Posts Tagged ‘Tankengine’

Cruel Nature Records / Sapien Music – 6th March 2020

Christopher Nosnibor

This is one of those releases that doesn’t piss about: ‘Mambo’ blasts in with a squall of discordant guitar and shuddering bass that immediately calls to mind Shellac and The Jesus Lizard, and it’s one of those ‘holy shit!’ Moments where you remember why coming into this kind of stuff in the early 90s was such a revelation. It’s the combination of power and unpredictability that was exciting them and still is now, and Tankengine have both in spades, zooming off every which way on the crash of a cymbal.

It shouldn’t come as a surprise: two members of Tankengine were previously in Yourcodenameis: milo, and the disparate elements that defined their work are abundantly in evidence here. And so as not to confuse this, their second EP, with their eponymous debut, they’ve named it twice. Consequently, I no longer quite so strongly feel the urge to form a band and name it Minotaur, with a view to the first tour being labelled the Minotaur Tour, the tour in support of the eponymous album the Minotaur Minotaur Tour, and the tour supporting the stop-gap EP before the second album the Minotaur Minor Tour. I also digress spectacularly.

The point I’m coming to is that Tankegine live up to the connotations of their name from the opening bars of opener ‘Mambo’, which twists and winds its way through a succession of sections that sound like completely different songs smooshed together yet somehow find a flow in some perverse mathtastic way. It’s all topped off with vocals that sound a bit like Jello Biafra, and it’s punk to the max.
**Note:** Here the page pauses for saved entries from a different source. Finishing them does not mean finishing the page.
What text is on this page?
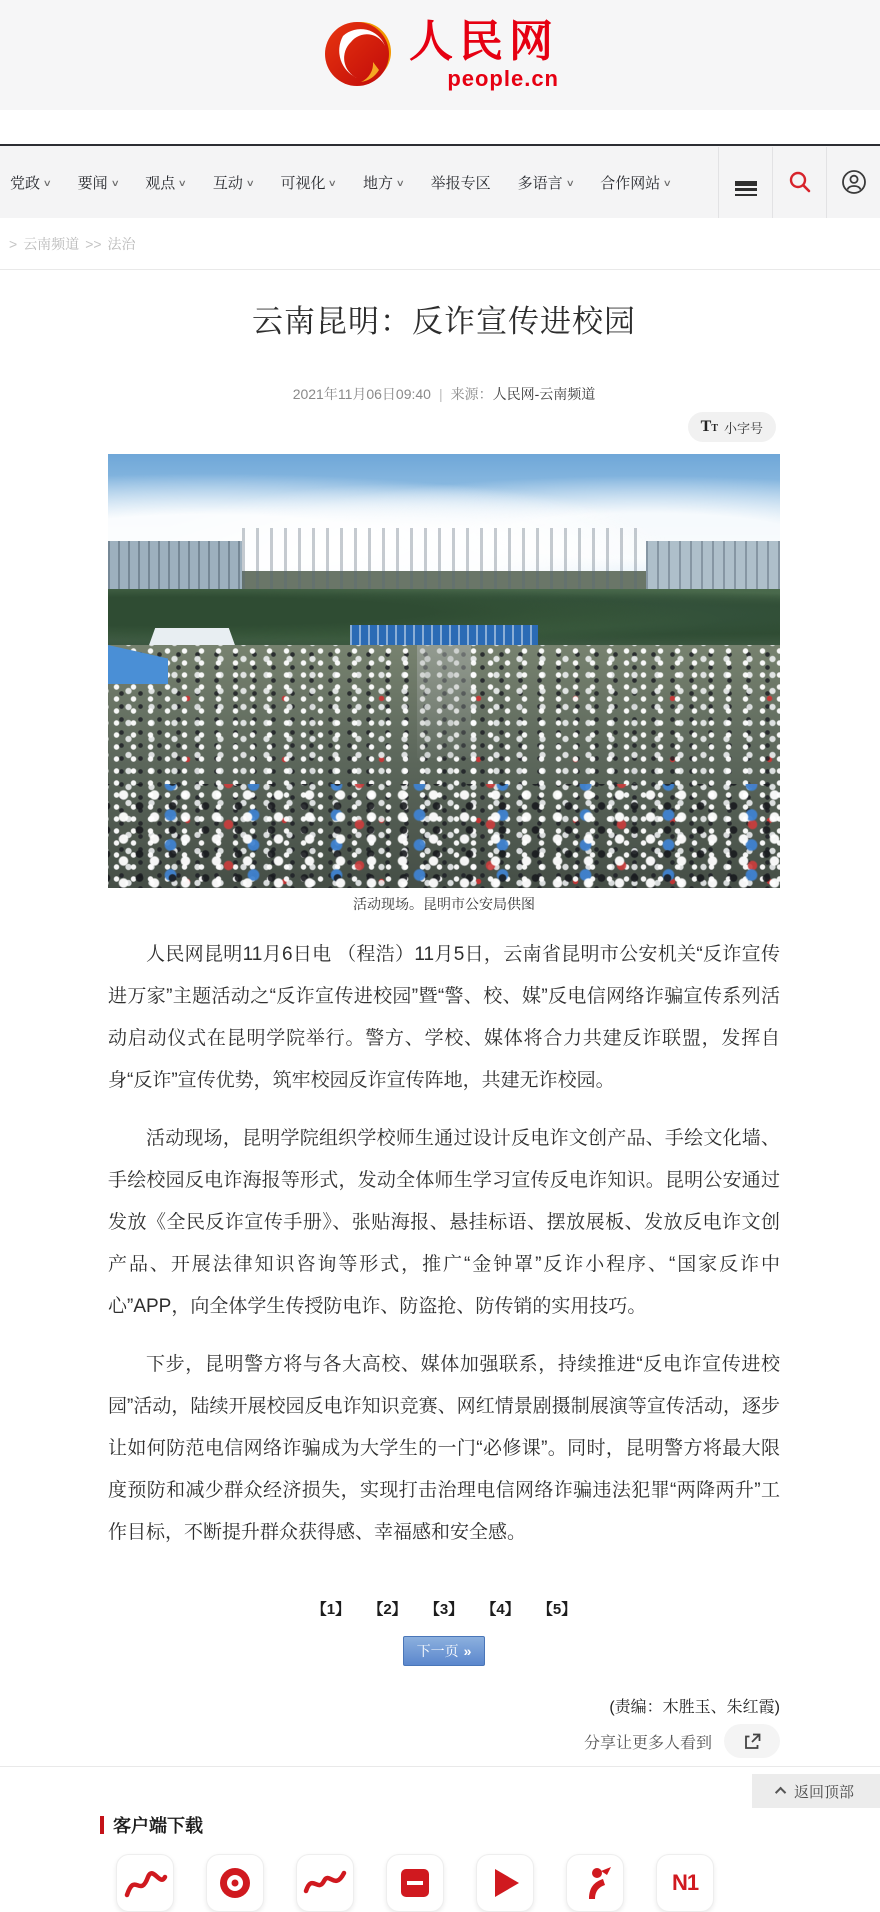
人民网
people.cn
党政 ∨ 要闻 ∨ 观点 ∨ 互动 ∨ 可视化 ∨ 地方 ∨ 举报专区 多语言 ∨ 合作网站 ∨
> 云南频道 >> 法治
云南昆明：反诈宣传进校园
2021年11月06日09:40 | 来源：人民网-云南频道
TT 小字号
活动现场。昆明市公安局供图

人民网昆明11月6日电 （程浩）11月5日，云南省昆明市公安机关“反诈宣传进万家”主题活动之“反诈宣传进校园”暨“警、校、媒”反电信网络诈骗宣传系列活动启动仪式在昆明学院举行。警方、学校、媒体将合力共建反诈联盟，发挥自身“反诈”宣传优势，筑牢校园反诈宣传阵地，共建无诈校园。

活动现场，昆明学院组织学校师生通过设计反电诈文创产品、手绘文化墙、手绘校园反电诈海报等形式，发动全体师生学习宣传反电诈知识。昆明公安通过发放《全民反诈宣传手册》、张贴海报、悬挂标语、摆放展板、发放反电诈文创产品、开展法律知识咨询等形式，推广“金钟罩”反诈小程序、“国家反诈中心”APP，向全体学生传授防电诈、防盗抢、防传销的实用技巧。

下步，昆明警方将与各大高校、媒体加强联系，持续推进“反电诈宣传进校园”活动，陆续开展校园反电诈知识竞赛、网红情景剧摄制展演等宣传活动，逐步让如何防范电信网络诈骗成为大学生的一门“必修课”。同时，昆明警方将最大限度预防和减少群众经济损失，实现打击治理电信网络诈骗违法犯罪“两降两升”工作目标，不断提升群众获得感、幸福感和安全感。

【1】 【2】 【3】 【4】 【5】
下一页 »
(责编：木胜玉、朱红霞)
分享让更多人看到
返回顶部
客户端下载
N1
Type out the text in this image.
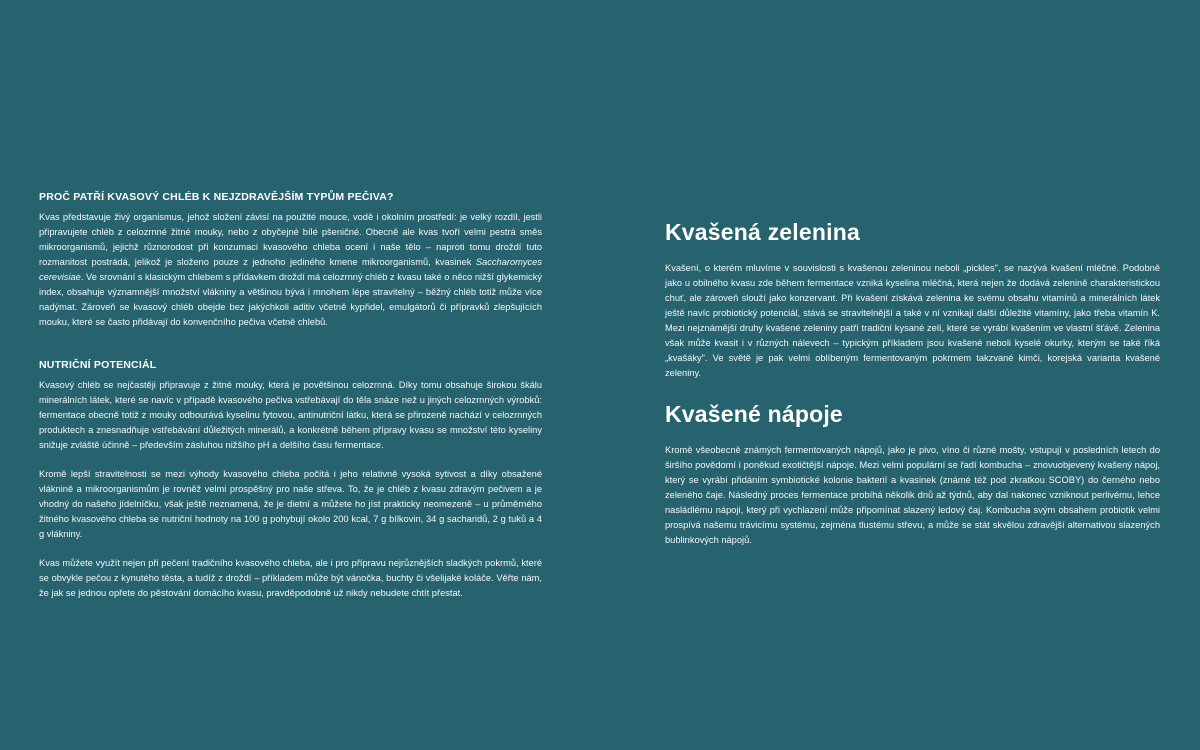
PROČ PATŘÍ KVASOVÝ CHLÉB K NEJZDRAVĚJŠÍM TYPŮM PEČIVA?

Kvas představuje živý organismus, jehož složení závisí na použité mouce, vodě i okolním prostředí: je velký rozdíl, jestli připravujete chléb z celozrnné žitné mouky, nebo z obyčejné bílé pšeničné. Obecně ale kvas tvoří velmi pestrá směs mikroorganismů, jejichž různorodost při konzumaci kvasového chleba ocení i naše tělo – naproti tomu droždí tuto rozmanitost postrádá, jelikož je složeno pouze z jednoho jediného kmene mikroorganismů, kvasinek Saccharomyces cerevisiae. Ve srovnání s klasickým chlebem s přídavkem droždí má celozrnný chléb z kvasu také o něco nižší glykemický index, obsahuje významnější množství vlákniny a většinou bývá i mnohem lépe stravitelný – běžný chléb totiž může více nadýmat. Zároveň se kvasový chléb obejde bez jakýchkoli aditiv včetně kypřidel, emulgátorů či přípravků zlepšujících mouku, které se často přidávají do konvenčního pečiva včetně chlebů.

NUTRIČNÍ POTENCIÁL

Kvasový chléb se nejčastěji připravuje z žitné mouky, která je povětšinou celozrnná. Díky tomu obsahuje širokou škálu minerálních látek, které se navíc v případě kvasového pečiva vstřebávají do těla snáze než u jiných celozrnných výrobků: fermentace obecně totiž z mouky odbourává kyselinu fytovou, antinutriční látku, která se přirozeně nachází v celozrnných produktech a znesnadňuje vstřebávání důležitých minerálů, a konkrétně během přípravy kvasu se množství této kyseliny snižuje zvláště účinně – především zásluhou nižšího pH a delšího času fermentace.

Kromě lepší stravitelnosti se mezi výhody kvasového chleba počítá i jeho relativně vysoká sytivost a díky obsažené vláknině a mikroorganismům je rovněž velmi prospěšný pro naše střeva. To, že je chléb z kvasu zdravým pečivem a je vhodný do našeho jídelníčku, však ještě neznamená, že je dietní a můžete ho jíst prakticky neomezeně – u průměrného žitného kvasového chleba se nutriční hodnoty na 100 g pohybují okolo 200 kcal, 7 g bílkovin, 34 g sacharidů, 2 g tuků a 4 g vlákniny.

Kvas můžete využít nejen při pečení tradičního kvasového chleba, ale i pro přípravu nejrůznějších sladkých pokrmů, které se obvykle pečou z kynutého těsta, a tudíž z droždí – příkladem může být vánočka, buchty či všelijaké koláče. Věřte nám, že jak se jednou opřete do pěstování domácího kvasu, pravděpodobně už nikdy nebudete chtít přestat.

Kvašená zelenina

Kvašení, o kterém mluvíme v souvislosti s kvašenou zeleninou neboli „pickles", se nazývá kvašení mléčné. Podobně jako u obilného kvasu zde během fermentace vzniká kyselina mléčná, která nejen že dodává zelenině charakteristickou chuť, ale zároveň slouží jako konzervant. Při kvašení získává zelenina ke svému obsahu vitamínů a minerálních látek ještě navíc probiotický potenciál, stává se stravitelnější a také v ní vznikají další důležité vitamíny, jako třeba vitamín K. Mezi nejznámější druhy kvašené zeleniny patří tradiční kysané zelí, které se vyrábí kvašením ve vlastní šťávě. Zelenina však může kvasit i v různých nálevech – typickým příkladem jsou kvašené neboli kyselé okurky, kterým se také říká „kvašáky". Ve světě je pak velmi oblíbeným fermentovaným pokrmem takzvané kimči, korejská varianta kvašené zeleniny.

Kvašené nápoje

Kromě všeobecně známých fermentovaných nápojů, jako je pivo, víno či různé mošty, vstupují v posledních letech do širšího povědomí i poněkud exotičtější nápoje. Mezi velmi populární se řadí kombucha – znovuobjevený kvašený nápoj, který se vyrábí přidáním symbiotické kolonie bakterií a kvasinek (známé též pod zkratkou SCOBY) do černého nebo zeleného čaje. Následný proces fermentace probíhá několik dnů až týdnů, aby dal nakonec vzniknout perlivému, lehce nasládlému nápoji, který při vychlazení může připomínat slazený ledový čaj. Kombucha svým obsahem probiotik velmi prospívá našemu trávicímu systému, zejména tlustému střevu, a může se stát skvělou zdravější alternativou slazených bublinkových nápojů.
Hard on its heels, ‘Giant’ is everything all at once, a driving grunge beast with moments that sound like Talking Heads emerge between proggier segments, while there’s more of a John Lydon intonation in the vocals

‘Swagger’ sounds like it’s going to be a ballad, and it maintains a lower tempo, but shifts from being introspective and reflective, into a roaring inferno of anguish and overdriven guitar, and ‘Banshee’ combines post-hardcore aggression and shouting with a heavy goth hue, with a throbbing bass groove and chorus-coated guitars and a baritone croon.

On paper, it portrays as something between an identity crisis and a breakdown, but in the ears, it’s an identity crisis and a breakdown that resolves itself with a strange cohesion, and it’s all manifest in the six-minute closer ‘Flicker’, which begins low-key and strolls along and takes it time with some mellow melodies before finally delivering a squalling crescendo worthy of such a tumultuous, tempestuous EP, climaxing in a deafening roar that can only lead to stunned silence.